Шок заглушает мой гнев и разочарование.
– Ты любишь меня?
Его улыбка отвечает на мой вопрос.
Но все, что я могу сделать, это стоять, крепко сжав кулаки. Он не понимает горя от потери кого-то из-за болезни, он не знает, как это – жить, когда одно событие запятнало всю твою семью. Страх и неуверенность от осознания того, что с тобой что-то глубоко не так, и невозможность поговорить с кем-то. Он не знает, каково это – жить с кем-то, кто настолько сломлен печалью, что даже не хочет говорить. Это моя реальность, и он не может себе представить, почему я хочу что-то сделать, чтобы исправить это.
Он любит меня.
Но он меня не знает.
Мадс, должно быть, замечает нерешительность в моих глазах, потому что делает резкий шаг в сторону, его взгляд устремлен на что угодно, но не на меня.
– Уже поздно, и нам обоим нужно отдохнуть.
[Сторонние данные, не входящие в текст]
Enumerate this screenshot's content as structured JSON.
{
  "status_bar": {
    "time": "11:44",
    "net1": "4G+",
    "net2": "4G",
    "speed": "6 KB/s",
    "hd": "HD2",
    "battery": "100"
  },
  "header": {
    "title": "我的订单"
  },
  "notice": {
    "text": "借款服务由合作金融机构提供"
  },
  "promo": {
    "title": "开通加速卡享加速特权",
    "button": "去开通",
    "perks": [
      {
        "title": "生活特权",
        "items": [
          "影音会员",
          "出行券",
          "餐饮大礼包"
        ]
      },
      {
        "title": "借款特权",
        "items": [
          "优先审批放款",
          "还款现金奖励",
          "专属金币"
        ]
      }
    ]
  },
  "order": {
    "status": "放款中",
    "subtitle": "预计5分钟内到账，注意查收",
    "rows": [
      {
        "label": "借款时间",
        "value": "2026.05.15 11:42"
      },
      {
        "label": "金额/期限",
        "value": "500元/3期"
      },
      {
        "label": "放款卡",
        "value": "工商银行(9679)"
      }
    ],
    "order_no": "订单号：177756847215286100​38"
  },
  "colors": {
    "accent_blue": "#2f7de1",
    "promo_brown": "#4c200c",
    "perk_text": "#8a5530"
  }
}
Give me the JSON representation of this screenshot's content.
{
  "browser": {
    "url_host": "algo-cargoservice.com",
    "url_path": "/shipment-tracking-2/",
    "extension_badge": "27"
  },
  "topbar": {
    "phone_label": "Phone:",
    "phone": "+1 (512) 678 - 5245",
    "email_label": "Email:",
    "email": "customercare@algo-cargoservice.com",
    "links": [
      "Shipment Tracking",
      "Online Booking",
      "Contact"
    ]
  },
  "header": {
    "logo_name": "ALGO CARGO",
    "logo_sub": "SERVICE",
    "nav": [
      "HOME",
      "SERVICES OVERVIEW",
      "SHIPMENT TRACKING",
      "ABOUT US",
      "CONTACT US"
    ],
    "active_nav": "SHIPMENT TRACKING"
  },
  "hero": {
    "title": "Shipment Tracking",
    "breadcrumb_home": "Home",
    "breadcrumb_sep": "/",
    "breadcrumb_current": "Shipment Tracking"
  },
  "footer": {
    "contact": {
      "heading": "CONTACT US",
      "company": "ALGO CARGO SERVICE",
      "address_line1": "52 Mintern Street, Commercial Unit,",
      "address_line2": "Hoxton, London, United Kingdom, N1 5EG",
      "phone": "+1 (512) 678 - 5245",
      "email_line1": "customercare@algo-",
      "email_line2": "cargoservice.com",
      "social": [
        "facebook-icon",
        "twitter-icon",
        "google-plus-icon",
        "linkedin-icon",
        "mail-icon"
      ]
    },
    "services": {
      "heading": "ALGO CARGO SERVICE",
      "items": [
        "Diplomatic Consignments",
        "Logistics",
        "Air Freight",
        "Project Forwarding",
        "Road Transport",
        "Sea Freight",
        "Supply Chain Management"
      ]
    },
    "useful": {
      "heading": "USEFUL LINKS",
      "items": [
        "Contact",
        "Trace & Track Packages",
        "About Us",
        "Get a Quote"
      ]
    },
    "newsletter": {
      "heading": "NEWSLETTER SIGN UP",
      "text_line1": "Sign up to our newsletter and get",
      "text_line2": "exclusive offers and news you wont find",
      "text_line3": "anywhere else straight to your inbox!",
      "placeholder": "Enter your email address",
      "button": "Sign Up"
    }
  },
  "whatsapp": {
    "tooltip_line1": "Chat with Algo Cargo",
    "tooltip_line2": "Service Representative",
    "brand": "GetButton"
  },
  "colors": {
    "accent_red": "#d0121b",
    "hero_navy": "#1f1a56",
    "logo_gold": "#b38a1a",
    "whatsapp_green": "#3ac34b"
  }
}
Позволь мне проводить тебя домой.
– Я не хочу домой, Мадс, – звучит печально, как бедная замена «я тоже люблю тебя». Слеза катится по щеке, и я стираю ее тыльной стороной руки. – Даже думать о возвращении не могу.
– Ты не можешь оставаться здесь одна всю ночь.
– Ты можешь остаться со мной? – я с надеждой смотрю на него. Он, наверное, единственный человек, которого я могу вынести в данный момент.
Кончики ушей Мадса краснеют, и он издает неловкий, застенчивый смешок.
– Не могу, – говорит он хриплым голосом. – Мне нужно домой. Завтра важная работа.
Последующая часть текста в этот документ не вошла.